By Ven Ram, Bloomberg Market Live analyst and reporter
Euro-area rates markets haven’t been this skittish. Ever.
Short expiries of front-tenor swaptions are so elevated that they are factoring in daily moves of more than 13 basis points on underlying swaps. The angst coincides with the European Central Bank preparing to take its first tentative step toward policy normalization.
Given the not inconsiderable headwinds facing the ECB, you may question how much the central bank would really be able to “normalize” rates, and you wouldn’t have to be far too skeptical to question that. For, just a while ago, the two-year swap rate was around 2%, and to say that we have come off from those levels would be the understatement of the week.

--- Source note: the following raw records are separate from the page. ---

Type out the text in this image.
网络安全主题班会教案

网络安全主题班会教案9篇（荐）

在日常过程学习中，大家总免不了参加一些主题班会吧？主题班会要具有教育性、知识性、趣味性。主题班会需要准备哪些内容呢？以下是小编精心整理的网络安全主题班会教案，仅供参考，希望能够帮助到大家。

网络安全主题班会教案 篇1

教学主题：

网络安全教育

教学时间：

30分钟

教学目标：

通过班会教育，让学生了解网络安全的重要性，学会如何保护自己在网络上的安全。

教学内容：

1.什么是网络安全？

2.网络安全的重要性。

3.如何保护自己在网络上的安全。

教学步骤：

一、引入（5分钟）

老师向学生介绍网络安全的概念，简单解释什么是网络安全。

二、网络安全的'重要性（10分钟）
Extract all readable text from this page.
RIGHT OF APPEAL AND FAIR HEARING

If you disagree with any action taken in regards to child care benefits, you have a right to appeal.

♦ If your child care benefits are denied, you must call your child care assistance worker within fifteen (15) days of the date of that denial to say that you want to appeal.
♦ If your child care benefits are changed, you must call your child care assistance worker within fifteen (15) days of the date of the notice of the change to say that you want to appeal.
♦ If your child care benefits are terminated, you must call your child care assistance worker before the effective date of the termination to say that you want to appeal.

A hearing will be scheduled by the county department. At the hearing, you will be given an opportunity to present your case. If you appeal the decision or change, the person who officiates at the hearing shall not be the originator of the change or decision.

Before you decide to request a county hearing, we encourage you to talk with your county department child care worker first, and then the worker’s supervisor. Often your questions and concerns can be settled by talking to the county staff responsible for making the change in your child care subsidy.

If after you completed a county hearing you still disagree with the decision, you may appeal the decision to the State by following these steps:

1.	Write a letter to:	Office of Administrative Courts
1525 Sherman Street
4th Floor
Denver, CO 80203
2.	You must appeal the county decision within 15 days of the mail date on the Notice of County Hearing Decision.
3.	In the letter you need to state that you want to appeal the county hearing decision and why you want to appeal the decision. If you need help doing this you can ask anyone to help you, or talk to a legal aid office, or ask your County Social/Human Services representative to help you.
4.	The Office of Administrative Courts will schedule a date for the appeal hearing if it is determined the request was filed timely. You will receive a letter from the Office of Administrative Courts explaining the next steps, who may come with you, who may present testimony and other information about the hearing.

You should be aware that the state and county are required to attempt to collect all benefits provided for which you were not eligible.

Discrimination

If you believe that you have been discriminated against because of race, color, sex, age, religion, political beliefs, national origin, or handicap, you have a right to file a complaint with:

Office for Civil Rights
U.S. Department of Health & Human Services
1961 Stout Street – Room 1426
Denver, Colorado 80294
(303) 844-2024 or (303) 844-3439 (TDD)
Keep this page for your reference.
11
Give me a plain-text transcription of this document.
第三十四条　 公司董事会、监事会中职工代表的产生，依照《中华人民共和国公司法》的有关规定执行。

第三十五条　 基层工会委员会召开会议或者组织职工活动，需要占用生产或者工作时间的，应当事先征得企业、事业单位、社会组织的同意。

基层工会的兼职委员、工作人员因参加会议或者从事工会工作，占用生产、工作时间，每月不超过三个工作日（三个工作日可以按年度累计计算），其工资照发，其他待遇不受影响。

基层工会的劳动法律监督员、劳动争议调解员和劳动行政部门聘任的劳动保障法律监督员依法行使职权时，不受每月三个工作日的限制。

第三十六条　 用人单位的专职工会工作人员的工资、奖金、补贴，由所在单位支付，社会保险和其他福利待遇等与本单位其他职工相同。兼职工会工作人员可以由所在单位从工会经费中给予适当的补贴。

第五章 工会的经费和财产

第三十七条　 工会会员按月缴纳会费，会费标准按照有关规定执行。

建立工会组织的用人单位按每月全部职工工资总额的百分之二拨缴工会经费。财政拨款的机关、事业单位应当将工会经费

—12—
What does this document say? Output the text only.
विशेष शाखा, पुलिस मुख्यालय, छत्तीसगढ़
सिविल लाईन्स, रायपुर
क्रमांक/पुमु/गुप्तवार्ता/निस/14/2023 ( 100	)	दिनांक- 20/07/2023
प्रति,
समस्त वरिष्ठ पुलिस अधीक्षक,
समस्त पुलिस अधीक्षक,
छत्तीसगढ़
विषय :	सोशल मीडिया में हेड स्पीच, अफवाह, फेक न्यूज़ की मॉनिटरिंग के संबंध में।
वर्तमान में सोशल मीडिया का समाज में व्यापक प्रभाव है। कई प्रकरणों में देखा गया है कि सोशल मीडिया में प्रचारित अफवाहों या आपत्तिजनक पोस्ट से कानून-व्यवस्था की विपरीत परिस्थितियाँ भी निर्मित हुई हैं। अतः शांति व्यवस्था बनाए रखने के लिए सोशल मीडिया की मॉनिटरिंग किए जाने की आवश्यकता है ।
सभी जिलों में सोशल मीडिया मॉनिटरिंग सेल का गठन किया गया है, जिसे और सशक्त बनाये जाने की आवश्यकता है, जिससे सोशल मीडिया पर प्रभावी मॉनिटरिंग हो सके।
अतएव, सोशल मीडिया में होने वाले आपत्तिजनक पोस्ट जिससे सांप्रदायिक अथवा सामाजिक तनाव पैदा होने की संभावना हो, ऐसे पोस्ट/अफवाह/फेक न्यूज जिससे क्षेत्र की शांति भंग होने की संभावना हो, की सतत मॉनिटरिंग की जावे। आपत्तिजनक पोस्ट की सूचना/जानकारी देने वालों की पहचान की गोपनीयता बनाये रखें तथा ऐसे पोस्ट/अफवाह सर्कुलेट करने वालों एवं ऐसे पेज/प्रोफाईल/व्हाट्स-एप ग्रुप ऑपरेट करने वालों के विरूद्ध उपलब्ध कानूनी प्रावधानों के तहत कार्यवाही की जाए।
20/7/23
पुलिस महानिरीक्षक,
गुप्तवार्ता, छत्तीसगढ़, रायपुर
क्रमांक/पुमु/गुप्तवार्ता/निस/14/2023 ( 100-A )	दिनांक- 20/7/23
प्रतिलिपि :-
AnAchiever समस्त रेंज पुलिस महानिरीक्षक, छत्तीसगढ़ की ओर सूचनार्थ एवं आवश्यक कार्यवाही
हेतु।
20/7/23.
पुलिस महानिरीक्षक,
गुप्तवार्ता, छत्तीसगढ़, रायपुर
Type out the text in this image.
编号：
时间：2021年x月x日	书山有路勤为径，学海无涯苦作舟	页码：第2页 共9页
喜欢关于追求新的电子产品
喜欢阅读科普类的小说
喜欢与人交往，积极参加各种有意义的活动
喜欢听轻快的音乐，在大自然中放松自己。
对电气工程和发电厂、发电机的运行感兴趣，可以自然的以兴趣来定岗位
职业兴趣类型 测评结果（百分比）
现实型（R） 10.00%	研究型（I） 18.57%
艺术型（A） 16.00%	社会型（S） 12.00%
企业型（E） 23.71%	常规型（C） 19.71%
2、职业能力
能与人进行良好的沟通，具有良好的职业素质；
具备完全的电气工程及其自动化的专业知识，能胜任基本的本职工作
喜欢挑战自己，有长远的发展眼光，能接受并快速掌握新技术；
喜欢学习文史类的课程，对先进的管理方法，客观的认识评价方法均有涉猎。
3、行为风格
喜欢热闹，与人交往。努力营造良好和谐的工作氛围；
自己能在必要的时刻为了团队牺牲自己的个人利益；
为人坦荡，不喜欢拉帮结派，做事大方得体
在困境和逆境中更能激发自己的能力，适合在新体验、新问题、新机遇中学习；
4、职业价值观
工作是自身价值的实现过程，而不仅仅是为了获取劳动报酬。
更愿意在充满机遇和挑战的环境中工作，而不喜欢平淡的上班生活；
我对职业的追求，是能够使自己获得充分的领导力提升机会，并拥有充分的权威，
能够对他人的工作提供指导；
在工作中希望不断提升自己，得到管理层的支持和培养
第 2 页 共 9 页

The markets are taking a pretty grim view of how the euro-area economy will cope, and it indeed feels like a bit of irony that we may get to know about whether Russia will indeed turn back those crucial gas supplies on the same day the ECB meets. An adverse decision could not only hobble the economy, but also catapult soaring natural-gas prices -- which have already spiraled away -- even higher.
For the ECB, though, there seems no respite, caught between fears of weaker growth and inflation that sent its forecasts faster to a paper-shredder than you can send a print command.
And then there are fears of fragmentation, to tackle which the ECB may unveil a blueprint. Oh, not to mention, the brewing political crisis in Italy that policy makers may be concerned about.
Little wonder that the rates markets are caught up in so much angst.